Last night’s Prom offered the invigorating spectacle of the BBC Scottish Symphony Orchestra playing beautifully under their fine young conductor Ilan Volkov. One of the good effects of globalisation has been on the standards of orchestral playing. Because of the widespread availability of music both live and recorded, nobody can now hide in a corner and pretend they don’t know how well their fellow musicians are playing elsewhere. And because of the international music circuit, musicians now move between countries much more than they used to, with the result that orchestras are now interestingly multi-cultural. In the case of the BBC Scottish, whom I used to know fairly well when I was a student in Scotland, the improvement in their morale since those days is simply enormous.

As a student I once had the opportunity to play a piano concerto with them. As usual with concerto soloists, I had been practising the piece every day for months and months, but as usual with orchestras, I was given just one rehearsal – part of one rehearsal, actually. The piece was a long one and by the time we’d been through it once, stopping to discuss this and that, it was time for a tea-break. The conductor looked at the orchestra with a twinkle and said, ‘Well, ladies and gentlemen, that’ll do. After all, we’re not here to be extremely musical.’  Everyone laughed.  And that was the end of my rehearsal. The experience stayed with me for a long time.

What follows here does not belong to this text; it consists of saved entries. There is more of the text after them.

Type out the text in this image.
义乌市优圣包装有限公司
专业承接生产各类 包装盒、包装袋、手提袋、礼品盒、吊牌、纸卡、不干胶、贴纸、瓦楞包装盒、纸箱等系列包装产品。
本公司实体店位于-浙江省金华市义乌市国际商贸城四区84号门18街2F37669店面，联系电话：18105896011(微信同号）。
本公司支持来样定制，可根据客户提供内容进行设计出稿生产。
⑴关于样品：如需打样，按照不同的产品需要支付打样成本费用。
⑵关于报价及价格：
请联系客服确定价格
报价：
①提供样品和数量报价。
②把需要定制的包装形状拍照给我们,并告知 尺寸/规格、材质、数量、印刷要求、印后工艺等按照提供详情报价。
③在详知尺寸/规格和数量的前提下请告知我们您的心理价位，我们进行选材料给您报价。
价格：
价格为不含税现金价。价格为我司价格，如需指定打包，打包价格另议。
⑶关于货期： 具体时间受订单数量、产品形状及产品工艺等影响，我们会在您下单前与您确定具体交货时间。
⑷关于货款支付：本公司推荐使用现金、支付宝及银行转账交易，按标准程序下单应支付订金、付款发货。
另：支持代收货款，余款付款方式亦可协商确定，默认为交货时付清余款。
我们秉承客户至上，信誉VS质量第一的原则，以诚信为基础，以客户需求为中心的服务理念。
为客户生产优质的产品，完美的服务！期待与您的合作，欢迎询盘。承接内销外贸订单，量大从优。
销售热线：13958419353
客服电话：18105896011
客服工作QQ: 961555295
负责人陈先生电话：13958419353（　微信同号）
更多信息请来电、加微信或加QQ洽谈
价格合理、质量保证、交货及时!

So it was cheering, to say the least, to watch the orchestra last night, accomplished, engaged and alert, flying the flag for Scotland in front of an appreciative Proms audience.

‘The Dark Side of Piano Competitions’

Posted by Susan Tomes on 10 August 2009 under Musings  •  1 Comment

An American friend has sent me an article from last Friday’s New York Times about piano competitions. Michael Johnson, who has served on prestigious competition juries, laments the corruption that allegedly prevails.

Perhaps there are competitions whose juries engage in vote-swapping, fixing, accepting bribes and all the rest of it. I’ve heard the stories too. But there are ways of making it very hard for juries to indulge in such behaviour. In this regard I’d give honourable mention to the Scottish International Piano Competition, whose jury rules were so strict that we didn’t once discuss the pianists we’d heard, not even after the final result had been announced. After ten days with my fellow jurors I had no idea who had voted for whom at any stage, or what anybody thought about the outcome.

Maybe I’ve been lucky, maybe I’m naive, or maybe I’ve never been at the relevant competitions, but I’ve never encountered any tricks or tactics. On the contrary, my fellow jurors have always been anxious to do the right thing and united in hoping that someone will walk out onto the platform and play in such a way that we can push away our score sheets, lay down our pens and simply listen.

It’s true that the technical standard of playing keeps rising, and that there are now staggering numbers of pianists, from more and more countries, who play with amazing control and accuracy. All the same, even amongst these highly-trained and polished players, the artist who ‘speaks straight to the heart’ is still a rarity and is still easy to spot. As György Sebök would have said, ‘the standard of mediocrity is rising all the time.’